The word “eulogy” is often confused with “elegy,” a word poets are familiar with. A check with my good friends Merriam and Webster clears this up:

“Both elegy and eulogy may be used about writing or speech in remembrance of a person who has passed away, and this semantic overlap creates the potential for confusion. Elegy (which may be traced to the Greek word elegos, “song of mourning”) commonly refers to a song or poem lamenting one who is dead; the word may also refer somewhat figuratively to a nostalgic poem, or to a kind of musical composition. While eulogy is also commonly found referring to words about the deceased, its basic meaning, both in English and in the Greek language from which it was borrowed, is “praise.” Formed from the Greek roots eu “good” and logos “speech,” a eulogy is an encomium given for one who is either living or dead. If you are praising your partner’s unsurpassed beauty or commending the virtues of the deceased at a funeral, you are delivering a eulogy; if you are composing a lamenting reminiscence about a person who has long since passed, you are writing an elegy.”

Meghan’s 17-minute eulogy managed to be both eloquent and emotional, mixing elements from the speech writer’s (and poet’s) toolbox and techniques of persuasion espoused by Aristotle so long ago. As writers reading the full text of her words here, we can see that she has learned the value of anaphora especially—the effective use of repetition coming at listeners in waves. As for the persuasion, both ethos (her character as well as her father’s) and pathos (the leavening of biography with rising emotion) are seen in abundance.

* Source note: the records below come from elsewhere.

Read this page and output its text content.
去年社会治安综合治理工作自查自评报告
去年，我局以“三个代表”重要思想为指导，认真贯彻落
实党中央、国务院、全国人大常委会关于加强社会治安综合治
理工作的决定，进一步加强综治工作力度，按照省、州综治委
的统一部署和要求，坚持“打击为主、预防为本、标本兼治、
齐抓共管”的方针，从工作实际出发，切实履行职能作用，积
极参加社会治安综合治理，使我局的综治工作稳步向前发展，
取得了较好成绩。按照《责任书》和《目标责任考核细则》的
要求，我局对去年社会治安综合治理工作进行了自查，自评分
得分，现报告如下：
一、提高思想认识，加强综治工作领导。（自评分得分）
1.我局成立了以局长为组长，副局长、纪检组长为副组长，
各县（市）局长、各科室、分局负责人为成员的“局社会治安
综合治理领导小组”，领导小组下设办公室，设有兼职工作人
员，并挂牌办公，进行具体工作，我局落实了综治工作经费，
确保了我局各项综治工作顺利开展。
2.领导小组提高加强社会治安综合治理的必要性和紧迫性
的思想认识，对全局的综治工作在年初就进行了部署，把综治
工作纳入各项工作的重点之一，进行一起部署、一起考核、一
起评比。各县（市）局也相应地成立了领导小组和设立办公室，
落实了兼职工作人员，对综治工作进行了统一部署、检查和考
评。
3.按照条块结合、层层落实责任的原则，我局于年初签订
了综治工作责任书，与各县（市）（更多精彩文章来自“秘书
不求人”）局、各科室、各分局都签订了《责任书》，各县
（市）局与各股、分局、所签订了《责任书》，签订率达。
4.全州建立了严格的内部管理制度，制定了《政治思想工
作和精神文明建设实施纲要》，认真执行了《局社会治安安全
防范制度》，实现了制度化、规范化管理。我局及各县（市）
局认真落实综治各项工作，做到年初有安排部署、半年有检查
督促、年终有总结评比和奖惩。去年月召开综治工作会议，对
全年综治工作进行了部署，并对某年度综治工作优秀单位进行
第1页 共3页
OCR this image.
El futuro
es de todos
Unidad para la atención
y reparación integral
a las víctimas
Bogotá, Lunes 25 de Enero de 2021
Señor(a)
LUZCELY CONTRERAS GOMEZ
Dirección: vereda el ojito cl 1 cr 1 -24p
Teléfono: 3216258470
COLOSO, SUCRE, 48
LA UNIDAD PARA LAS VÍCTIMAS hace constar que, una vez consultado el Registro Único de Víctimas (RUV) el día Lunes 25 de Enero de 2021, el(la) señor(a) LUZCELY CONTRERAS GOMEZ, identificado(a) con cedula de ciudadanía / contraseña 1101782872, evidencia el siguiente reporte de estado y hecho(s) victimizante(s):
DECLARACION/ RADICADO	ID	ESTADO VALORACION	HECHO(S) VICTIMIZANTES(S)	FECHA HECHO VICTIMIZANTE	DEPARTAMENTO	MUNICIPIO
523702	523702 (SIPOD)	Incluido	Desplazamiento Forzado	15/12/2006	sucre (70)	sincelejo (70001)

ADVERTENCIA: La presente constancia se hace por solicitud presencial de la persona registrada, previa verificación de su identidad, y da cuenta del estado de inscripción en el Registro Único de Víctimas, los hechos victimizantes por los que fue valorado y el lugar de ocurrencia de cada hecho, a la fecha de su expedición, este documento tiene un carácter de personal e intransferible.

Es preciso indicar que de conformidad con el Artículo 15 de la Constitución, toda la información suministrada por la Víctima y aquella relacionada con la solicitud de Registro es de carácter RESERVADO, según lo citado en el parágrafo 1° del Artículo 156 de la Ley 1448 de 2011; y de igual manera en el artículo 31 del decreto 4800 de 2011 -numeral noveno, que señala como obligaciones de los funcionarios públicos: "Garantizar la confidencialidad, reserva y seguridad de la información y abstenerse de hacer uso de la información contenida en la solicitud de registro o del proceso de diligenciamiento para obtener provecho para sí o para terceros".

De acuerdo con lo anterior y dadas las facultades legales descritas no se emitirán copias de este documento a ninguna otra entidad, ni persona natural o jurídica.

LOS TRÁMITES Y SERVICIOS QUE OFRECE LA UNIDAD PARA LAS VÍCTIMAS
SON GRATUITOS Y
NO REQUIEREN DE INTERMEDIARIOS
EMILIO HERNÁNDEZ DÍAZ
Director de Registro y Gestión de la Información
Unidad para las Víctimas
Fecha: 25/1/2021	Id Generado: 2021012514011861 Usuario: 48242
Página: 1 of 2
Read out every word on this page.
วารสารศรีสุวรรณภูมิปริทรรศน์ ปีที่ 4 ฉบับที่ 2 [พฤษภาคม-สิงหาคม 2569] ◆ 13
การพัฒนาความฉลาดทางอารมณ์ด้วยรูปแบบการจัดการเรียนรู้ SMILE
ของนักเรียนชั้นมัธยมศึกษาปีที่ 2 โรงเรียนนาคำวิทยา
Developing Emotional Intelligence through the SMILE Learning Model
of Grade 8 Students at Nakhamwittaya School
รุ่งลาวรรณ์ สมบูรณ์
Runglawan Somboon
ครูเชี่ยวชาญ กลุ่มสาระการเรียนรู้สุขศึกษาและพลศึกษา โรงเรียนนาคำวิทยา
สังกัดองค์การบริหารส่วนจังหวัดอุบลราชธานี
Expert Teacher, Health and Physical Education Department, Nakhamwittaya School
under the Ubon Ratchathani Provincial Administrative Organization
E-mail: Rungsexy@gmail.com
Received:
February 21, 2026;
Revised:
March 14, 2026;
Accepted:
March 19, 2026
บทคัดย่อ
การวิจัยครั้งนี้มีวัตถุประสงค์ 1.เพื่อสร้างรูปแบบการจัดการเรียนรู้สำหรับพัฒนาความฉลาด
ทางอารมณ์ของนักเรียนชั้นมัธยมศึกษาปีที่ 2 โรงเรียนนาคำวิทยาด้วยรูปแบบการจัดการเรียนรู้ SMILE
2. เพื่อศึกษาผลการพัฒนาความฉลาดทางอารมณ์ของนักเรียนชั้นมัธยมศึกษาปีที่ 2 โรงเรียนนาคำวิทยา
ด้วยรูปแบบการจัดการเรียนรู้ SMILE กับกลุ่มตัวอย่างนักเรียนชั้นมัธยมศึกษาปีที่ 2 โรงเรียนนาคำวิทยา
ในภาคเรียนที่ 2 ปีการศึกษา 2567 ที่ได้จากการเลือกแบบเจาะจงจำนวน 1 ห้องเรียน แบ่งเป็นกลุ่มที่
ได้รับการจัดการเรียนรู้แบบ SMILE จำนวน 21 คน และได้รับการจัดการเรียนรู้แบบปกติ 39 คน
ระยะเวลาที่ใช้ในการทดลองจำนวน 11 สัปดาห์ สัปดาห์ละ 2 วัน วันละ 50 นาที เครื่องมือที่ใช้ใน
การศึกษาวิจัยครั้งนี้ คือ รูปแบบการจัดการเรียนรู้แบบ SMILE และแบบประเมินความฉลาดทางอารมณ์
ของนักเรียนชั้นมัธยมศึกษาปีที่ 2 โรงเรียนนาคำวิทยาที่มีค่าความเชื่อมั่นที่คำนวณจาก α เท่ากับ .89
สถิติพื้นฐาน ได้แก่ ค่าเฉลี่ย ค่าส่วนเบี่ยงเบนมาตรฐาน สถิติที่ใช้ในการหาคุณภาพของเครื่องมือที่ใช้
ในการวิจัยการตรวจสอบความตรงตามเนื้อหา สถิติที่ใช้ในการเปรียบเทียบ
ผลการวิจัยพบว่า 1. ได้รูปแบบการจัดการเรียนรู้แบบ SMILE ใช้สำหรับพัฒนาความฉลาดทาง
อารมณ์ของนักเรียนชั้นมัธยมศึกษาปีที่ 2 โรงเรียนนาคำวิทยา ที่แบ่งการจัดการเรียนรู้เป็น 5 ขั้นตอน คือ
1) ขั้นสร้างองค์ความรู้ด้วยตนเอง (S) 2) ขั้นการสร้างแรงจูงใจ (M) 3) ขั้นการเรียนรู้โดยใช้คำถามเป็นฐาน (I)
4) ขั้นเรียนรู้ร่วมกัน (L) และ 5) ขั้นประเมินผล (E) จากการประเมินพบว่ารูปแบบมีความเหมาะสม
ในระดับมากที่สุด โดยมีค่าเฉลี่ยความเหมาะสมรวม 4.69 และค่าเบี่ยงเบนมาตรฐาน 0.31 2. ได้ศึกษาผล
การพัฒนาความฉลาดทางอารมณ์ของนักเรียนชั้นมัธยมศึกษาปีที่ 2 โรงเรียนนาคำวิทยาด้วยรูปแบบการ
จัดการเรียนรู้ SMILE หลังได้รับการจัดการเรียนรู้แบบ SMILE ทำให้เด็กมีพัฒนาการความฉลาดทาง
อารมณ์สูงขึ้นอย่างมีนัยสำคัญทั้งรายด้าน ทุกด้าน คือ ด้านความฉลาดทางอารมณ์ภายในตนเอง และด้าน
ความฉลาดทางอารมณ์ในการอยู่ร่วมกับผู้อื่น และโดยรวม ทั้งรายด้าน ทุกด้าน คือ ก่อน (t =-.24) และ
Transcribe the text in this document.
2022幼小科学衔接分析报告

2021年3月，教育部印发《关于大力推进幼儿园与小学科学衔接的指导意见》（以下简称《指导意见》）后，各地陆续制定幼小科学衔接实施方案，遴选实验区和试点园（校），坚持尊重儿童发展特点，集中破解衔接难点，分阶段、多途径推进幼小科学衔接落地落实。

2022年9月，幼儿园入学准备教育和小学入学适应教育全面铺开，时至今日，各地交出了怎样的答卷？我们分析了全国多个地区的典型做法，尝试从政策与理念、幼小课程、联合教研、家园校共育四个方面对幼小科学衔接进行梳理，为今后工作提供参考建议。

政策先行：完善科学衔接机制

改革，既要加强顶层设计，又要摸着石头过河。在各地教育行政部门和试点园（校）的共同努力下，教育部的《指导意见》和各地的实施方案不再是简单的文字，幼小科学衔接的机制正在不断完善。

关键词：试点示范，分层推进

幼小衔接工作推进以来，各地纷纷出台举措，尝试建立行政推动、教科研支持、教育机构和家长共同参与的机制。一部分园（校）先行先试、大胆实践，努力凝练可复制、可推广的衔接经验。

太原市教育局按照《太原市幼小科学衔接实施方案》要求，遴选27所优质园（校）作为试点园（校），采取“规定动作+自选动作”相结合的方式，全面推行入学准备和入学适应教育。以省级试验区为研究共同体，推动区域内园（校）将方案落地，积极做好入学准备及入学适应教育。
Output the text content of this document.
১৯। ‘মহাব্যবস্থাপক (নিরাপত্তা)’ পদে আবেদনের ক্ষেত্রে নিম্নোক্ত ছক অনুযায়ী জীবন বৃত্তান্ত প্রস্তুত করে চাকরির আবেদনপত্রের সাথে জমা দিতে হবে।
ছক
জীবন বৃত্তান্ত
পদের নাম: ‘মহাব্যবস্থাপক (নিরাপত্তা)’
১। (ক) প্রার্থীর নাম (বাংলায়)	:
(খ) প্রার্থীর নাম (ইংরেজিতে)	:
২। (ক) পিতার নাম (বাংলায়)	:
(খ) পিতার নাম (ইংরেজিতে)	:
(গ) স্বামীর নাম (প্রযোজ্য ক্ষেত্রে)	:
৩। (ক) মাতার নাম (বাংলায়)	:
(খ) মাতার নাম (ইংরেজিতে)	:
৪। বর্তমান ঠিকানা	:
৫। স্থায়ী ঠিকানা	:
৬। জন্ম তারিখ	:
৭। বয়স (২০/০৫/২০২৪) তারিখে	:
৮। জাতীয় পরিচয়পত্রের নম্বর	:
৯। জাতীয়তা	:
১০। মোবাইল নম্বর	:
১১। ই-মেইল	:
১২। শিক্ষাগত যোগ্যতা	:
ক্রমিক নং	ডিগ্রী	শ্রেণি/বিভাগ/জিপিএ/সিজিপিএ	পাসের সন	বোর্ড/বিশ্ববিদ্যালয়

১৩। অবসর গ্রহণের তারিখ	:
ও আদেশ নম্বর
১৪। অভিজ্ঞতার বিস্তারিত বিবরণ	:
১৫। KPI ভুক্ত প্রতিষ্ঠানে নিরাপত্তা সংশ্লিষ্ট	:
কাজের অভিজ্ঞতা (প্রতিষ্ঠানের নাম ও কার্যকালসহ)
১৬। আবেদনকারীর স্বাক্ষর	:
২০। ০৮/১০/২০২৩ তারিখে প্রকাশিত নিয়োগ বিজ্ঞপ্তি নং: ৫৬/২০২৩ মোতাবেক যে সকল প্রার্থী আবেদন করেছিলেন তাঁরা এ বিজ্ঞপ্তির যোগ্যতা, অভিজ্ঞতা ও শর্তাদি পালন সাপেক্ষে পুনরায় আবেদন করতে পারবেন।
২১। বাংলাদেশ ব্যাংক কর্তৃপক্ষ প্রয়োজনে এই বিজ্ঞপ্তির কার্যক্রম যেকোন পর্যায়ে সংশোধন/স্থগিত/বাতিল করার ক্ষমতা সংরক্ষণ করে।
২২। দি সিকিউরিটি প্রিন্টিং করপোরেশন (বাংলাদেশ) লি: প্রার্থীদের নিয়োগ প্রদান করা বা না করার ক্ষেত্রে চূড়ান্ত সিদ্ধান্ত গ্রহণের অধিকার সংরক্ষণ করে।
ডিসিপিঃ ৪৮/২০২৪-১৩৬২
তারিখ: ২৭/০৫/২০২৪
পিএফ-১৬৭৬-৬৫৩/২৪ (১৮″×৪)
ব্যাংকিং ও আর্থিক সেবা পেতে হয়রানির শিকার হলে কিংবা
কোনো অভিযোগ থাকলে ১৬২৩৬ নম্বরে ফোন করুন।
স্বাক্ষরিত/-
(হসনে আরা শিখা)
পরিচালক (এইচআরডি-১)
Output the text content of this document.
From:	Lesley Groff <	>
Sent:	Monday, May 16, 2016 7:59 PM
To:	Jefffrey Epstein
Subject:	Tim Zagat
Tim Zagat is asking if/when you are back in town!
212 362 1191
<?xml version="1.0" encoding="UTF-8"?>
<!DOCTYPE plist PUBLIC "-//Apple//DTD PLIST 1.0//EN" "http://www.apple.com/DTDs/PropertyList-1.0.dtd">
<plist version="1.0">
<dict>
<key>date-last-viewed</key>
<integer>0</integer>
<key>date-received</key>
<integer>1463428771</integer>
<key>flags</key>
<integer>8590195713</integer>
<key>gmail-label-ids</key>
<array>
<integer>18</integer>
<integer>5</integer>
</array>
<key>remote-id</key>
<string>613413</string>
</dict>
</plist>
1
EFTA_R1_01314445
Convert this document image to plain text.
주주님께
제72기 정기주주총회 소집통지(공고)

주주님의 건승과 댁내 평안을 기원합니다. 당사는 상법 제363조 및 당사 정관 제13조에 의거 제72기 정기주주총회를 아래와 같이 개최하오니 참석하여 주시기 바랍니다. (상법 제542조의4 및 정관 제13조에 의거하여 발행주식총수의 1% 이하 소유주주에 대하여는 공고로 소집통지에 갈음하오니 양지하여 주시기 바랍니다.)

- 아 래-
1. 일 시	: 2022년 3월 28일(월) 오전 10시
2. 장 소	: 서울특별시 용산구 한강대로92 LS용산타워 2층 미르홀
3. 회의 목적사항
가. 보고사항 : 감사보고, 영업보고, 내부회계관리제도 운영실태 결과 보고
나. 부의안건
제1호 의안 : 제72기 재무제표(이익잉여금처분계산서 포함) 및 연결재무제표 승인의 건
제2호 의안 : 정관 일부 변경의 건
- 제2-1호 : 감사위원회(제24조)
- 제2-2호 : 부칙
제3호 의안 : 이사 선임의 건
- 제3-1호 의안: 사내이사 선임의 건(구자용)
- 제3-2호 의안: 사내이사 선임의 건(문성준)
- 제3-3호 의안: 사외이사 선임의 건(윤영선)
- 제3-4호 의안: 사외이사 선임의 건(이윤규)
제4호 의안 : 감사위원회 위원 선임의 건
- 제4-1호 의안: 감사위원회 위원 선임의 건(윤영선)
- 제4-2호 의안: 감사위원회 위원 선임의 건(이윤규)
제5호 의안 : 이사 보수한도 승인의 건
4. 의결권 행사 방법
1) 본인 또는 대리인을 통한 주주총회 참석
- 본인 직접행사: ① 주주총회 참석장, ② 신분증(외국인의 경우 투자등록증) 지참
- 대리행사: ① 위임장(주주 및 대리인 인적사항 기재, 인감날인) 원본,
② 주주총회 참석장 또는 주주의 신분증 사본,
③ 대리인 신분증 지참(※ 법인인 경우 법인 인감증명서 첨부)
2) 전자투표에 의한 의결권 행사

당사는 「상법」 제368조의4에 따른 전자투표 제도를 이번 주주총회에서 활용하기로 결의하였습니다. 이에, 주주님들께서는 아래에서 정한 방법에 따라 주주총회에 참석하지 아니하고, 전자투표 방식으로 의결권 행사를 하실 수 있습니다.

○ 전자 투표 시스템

Also on display here is the power of anecdote. Nothing illustrates an abstract point better than a concrete example. Note the story of the horse, especially—how Meghan broke her collarbone falling off of one, how her father took her to the hospital, and how he then took her home and put her back on that horse’s back.

The contrasting technique of antithesis was highlighted, too, when Meghan McCain said, “We gather to mourn the passing of American greatness, the real thing, not cheap rhetoric from men who will never come near the sacrifice, those that live lives of comfort and privilege while he suffered and served.”

And, of course, by the line this eulogy will most be remembered for: “The America of John McCain has no need to be made great again because America was always great.”

To be honest, I was never much impressed with John McCain’s politics and didn’t vote for him when he ran for president. As an American, though, I was much impressed with the example he set once in the grip of terminal cancer. McCain the former prisoner was  captive again, this time by the take-no-prisoners brain cancer called glioblastoma (the same that took down his friend across the aisle, Ted Kennedy). But he fought, not only the disease, but the disease he perceived to be spreading across America.

For that, McCain gained my respect. Thus, I found myself inexplicably teary-eyed watching Meghan’s eulogy. What was the source, I wondered? Obviously the man’s death and the family’s loss played into it, but a little self-searching brought up more.

I was mourning the passing of another America, one I’m not sure will return, given the goings on not only here but across the world where authoritarian regimes are popping up like poisonous mushrooms. With the electoral college-elected president out of the news cycle and out on a golf course, watching the proceedings of this funeral this weekend was fresh air. It returned a sense of sanity and patriotism that many hadn’t breathed in two years.

That’s something. And that’s proof that a eulogy—like any piece of good writing—can have effects beyond their stated purpose.